La « purge » du secteur bancaire islandais
permettra-t-elle de prévenir de nouveaux abus ? « Le système n’a
pas changé, tempère Árni Daníel Júlíusson, chercheur indépendant et membre
d’Attac Islande. Mais certaines personnes en ont été exclues, les
responsables bancaires ont complément changé. Et l’Islande n’est pas autant
ouverte qu’avant au système financier international ».
6 - Assurer une totale transparence
Pour faire toute la lumière sur cette crise, le Parlement
islandais, a également mis sur pied une Commission
spéciale d’enquête. Son travail : établir une chronologie de la
crise, analyser avec minutie le processus d’effondrement bancaire, examiner les
responsabilités de chacun des acteurs économiques.

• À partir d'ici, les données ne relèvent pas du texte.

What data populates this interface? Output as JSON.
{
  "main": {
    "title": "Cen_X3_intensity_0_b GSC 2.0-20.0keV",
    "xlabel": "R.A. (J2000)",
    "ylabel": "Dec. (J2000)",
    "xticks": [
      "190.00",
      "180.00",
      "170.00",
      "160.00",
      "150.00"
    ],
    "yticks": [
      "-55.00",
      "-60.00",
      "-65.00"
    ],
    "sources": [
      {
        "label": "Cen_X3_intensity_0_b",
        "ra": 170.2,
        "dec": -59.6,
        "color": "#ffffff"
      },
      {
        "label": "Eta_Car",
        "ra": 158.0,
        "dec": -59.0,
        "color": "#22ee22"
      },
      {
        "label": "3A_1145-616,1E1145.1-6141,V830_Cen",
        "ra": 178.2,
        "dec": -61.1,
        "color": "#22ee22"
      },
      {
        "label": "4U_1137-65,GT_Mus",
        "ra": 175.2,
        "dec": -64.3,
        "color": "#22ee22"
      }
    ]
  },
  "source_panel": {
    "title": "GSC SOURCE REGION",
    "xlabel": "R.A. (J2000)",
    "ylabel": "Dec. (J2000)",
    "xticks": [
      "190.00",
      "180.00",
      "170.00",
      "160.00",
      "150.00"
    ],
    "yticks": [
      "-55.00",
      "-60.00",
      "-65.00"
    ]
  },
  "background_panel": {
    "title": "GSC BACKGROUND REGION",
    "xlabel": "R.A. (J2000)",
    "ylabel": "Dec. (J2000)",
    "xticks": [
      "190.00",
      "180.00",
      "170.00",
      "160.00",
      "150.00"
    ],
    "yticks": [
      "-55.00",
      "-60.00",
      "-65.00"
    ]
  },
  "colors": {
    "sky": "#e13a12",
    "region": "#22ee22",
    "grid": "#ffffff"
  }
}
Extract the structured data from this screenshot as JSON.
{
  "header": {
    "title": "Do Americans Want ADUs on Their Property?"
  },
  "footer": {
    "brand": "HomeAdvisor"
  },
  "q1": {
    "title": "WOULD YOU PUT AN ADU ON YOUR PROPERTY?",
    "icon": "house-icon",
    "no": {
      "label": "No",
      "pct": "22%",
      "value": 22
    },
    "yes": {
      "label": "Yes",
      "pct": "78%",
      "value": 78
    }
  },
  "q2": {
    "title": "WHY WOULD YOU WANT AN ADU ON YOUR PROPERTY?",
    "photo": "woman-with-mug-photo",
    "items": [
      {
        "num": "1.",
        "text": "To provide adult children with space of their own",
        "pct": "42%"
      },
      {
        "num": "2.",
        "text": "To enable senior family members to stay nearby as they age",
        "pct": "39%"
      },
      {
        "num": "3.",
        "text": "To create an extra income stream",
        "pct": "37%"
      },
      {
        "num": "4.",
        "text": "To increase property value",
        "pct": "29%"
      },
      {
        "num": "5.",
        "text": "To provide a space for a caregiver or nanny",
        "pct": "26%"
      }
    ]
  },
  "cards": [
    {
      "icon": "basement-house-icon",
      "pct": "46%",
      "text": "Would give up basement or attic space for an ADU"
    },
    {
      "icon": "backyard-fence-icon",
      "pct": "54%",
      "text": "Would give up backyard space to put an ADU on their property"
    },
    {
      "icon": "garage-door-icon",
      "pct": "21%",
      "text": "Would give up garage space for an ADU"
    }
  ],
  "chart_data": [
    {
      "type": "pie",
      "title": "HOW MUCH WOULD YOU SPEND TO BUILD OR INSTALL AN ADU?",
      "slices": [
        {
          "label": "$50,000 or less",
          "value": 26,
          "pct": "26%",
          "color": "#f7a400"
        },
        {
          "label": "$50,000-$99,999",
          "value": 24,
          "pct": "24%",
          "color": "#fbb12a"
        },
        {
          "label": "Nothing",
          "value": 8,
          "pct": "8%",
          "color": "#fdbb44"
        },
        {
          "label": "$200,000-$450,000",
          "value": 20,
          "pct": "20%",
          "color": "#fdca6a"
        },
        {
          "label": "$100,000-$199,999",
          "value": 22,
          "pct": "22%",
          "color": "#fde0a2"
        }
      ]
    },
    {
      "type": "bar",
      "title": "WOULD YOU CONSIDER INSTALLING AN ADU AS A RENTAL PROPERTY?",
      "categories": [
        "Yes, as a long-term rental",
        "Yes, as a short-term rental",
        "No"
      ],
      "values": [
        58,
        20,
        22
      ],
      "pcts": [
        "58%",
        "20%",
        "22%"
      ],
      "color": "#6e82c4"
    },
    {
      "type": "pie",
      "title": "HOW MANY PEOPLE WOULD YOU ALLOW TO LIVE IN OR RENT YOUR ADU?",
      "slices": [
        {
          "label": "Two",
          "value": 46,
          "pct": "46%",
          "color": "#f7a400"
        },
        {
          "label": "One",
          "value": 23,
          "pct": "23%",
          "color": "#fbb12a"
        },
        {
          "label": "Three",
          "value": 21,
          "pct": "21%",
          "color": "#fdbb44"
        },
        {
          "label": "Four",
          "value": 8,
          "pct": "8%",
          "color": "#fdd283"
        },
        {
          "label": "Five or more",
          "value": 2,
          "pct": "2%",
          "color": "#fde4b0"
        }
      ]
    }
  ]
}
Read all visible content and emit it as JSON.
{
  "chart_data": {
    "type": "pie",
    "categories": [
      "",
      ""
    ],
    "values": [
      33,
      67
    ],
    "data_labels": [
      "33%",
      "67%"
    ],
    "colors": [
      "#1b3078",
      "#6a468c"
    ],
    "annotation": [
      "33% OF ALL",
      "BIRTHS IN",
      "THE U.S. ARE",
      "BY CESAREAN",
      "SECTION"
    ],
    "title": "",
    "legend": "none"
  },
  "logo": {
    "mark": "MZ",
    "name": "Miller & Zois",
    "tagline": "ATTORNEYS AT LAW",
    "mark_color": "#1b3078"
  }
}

Expliquer comment la taille des trois principales banques a été multipliée par
20 en sept ans ! Ou pourquoi les propriétaires de ces banques en étaient
également les principaux emprunteurs...
Le résultat de cette commission [4] est
impressionnant : huit livres, soit plus de 2500 pages, relatant dans le
détail la crise de 2008. « Tous les citoyens ont accès à ce texte,
qui est disponible dans les librairies depuis 2010, explique Árni Daníel
Júlíusson. Il donne clairement le nom de tous les responsables de cette
crise, et montre comment les responsables politiques n’ont rien fait, alors
qu’ils savaient qu’un effondrement était en cours. » Le texte va
jusqu’à révéler les courriels échangés entre responsables bancaires, mettant en
évidence qui avait accès à quelle information, qui a pris les décisions et sur
quelles bases.
7 - N’accorder aucune confiance au FMI
Si ces mesures ont été mises en place, c’est que le peuple
islandais ne s’est pas laissé faire. Et n’a pas cédé aux injonctions du FMI et
de l’Union européenne. Alors qu’elles se déclarent en faillite, les trois
grandes banques islandaises sont nationalisées, dont une filiale qui va faire
parler d’elle : Icesave (filiale de Landsbanki). Le drame islandais prend
alors une tournure internationale. Car Icesave est un service bancaire sur
internet créé en 2006 pour attirer les investisseurs européens, grâce à un taux
d’intérêt très attractif (jusqu’à 7%). Pari réussi : ceux-ci affluent
depuis le Royaume-Uni et les Pays-Bas. Parmi les clients, l’Université de
Cambridge, la police de Londres, ou la commission qui gère les finances des
collectivités locales britanniques. Les agences Icesave à l’étranger ne sont
pas des filiales : en cas de faillite, c’est bien l’Islande qui est
garante en dernier recours de ces dépôts. Et personne ne se pose la question de
savoir comment ce pays de 320 000 habitants pourra faire face en cas de
problème. Résultat : en 2008, les banques islandaises font défaut sur 85 milliards
de dollars ! Six fois le PIB du pays ! Les dépôts d’Icesave se sont
évaporés comme neige au soleil.
Pour éviter contagion et panique, le Royaume-Uni et les
Pays-Bas décident rapidement de rembourser les pertes subies par leurs
ressortissants dans le naufrage d’Icesave. Le FMI, appelé en renfort, demande à
l’Islande de dédommager les deux États. Le peuple islandais refuse. Pas
question que les contribuables remboursent la dette Icesave, de 4 milliards
d’euros. C’est le début de la « Révolution des casseroles », révolte
citoyenne au son des ustensiles de cuisine. Les Islandais refusent par référendum,
à deux reprises, en 2010 et 2011, un accord de remboursement [5] et
la proposition d’étaler les versements : l’équivalent d’environ 100 euros
par mois par habitant, jusqu’en 2046… En septembre 2011, Landsbanki annonce
finalement qu’elle remboursera elle-même les gouvernements britannique et
néerlandais (à hauteur de 8 milliards d’euros) grâce à la vente de ses actifs,
réévalués après le crash financier.
8 - Ne pas écouter la Commission européenne
L’affaire ne s’arrête pas là : la Commission européenne
poursuit l’Islande [6].
Motif : violation de la directive européenne qui stipule qu’un minimum de
20 000 euros doit être assuré aux déposants d’une banque en faillite [7].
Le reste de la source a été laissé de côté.